Len Furmark Lofgren, healthcare solutions manager Microsoft, one of the project partners, said: “Elderly people can have quite a cocktail of drugs in their homes, keeping nurses awake at night and can be a major cause of problems such as falls.”

She said that an evaluation of the Life-reader pilot involving 60 patients indicated users found it friendly and easy to use. “The nurses felt this was a tool to support patient safety and security, that helps improve the quality of care.”

Lofgren said that use of the tool delivered results, “After a while they could see that the list of pharmaceuticals the patient used decreased over time.”

On the negative side, use of Life-reader led to surprisingly few escalations to an MD. When such action was needed – for example when a sever interaction was found – the nurses were reluctant about contacting doctors. “My impression is that this is due to organisational issues not technical ones,” said Lofgren.

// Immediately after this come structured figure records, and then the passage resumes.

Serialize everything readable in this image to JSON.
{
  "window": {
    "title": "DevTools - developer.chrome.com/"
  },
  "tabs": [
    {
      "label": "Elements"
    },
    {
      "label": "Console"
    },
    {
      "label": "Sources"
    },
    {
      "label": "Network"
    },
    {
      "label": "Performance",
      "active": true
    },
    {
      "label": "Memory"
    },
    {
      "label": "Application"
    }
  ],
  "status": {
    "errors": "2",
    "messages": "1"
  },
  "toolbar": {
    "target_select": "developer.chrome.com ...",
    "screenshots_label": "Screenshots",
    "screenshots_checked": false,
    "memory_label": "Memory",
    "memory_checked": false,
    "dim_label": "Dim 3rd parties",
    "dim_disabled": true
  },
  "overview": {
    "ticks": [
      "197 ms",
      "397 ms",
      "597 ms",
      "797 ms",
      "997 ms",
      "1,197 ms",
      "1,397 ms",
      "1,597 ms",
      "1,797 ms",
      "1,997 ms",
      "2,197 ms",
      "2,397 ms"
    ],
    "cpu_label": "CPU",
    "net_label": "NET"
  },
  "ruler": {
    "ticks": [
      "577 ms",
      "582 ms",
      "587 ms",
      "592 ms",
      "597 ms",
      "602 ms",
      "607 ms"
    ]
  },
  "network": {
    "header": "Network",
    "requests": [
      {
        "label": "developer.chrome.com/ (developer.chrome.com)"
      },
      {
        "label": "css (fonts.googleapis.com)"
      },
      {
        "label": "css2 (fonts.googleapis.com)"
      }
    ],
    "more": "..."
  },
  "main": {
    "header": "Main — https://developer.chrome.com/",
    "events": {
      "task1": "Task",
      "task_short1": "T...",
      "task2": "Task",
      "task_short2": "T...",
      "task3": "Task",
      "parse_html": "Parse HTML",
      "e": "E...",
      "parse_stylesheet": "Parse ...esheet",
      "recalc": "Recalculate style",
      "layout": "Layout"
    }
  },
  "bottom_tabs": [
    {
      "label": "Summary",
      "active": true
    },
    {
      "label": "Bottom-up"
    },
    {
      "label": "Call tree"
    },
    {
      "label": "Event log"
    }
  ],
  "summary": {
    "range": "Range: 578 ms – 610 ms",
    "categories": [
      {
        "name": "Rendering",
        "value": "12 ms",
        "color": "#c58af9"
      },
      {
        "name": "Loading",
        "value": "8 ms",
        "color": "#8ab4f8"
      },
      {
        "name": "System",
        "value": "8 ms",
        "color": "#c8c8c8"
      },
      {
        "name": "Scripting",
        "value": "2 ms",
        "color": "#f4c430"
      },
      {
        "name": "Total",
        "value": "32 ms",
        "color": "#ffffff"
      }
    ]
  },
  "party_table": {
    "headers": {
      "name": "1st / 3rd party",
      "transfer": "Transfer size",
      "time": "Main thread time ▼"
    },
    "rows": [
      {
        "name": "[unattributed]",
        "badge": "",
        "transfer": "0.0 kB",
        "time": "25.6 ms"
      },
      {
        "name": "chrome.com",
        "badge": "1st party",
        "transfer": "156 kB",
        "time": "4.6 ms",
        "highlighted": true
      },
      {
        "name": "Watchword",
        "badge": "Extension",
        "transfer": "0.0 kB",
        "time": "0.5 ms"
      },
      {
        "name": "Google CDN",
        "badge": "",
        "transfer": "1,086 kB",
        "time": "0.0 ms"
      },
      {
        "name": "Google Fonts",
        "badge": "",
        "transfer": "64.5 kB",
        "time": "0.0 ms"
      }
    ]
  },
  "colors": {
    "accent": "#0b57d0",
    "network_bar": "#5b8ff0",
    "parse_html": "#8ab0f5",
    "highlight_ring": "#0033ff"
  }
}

In almost half the cases, a warning of some kind was triggered, but not one of the nurses in the project made a single contact with an elderly person’s MD.

Manell argued that the findings of the pilot indicated that professionals needed to reach agreement on how nursing assistants should carry out medication reviews. “The key things is that there is still a professional fight, is this for physicians only, or can nurses be trusted to do this? We need to work together, starting with people who provide daily care and see the first signs of reactions, and this is the assistant nurse, rather than the physician that sees them every six months.”

He added that some communities in Sweden are now planning for more general use of the Life-reader, but have recurrent problem that care of elderly is financed separately from healthcare, meaning that savings do not necessarily return to the organisation that makes the investment.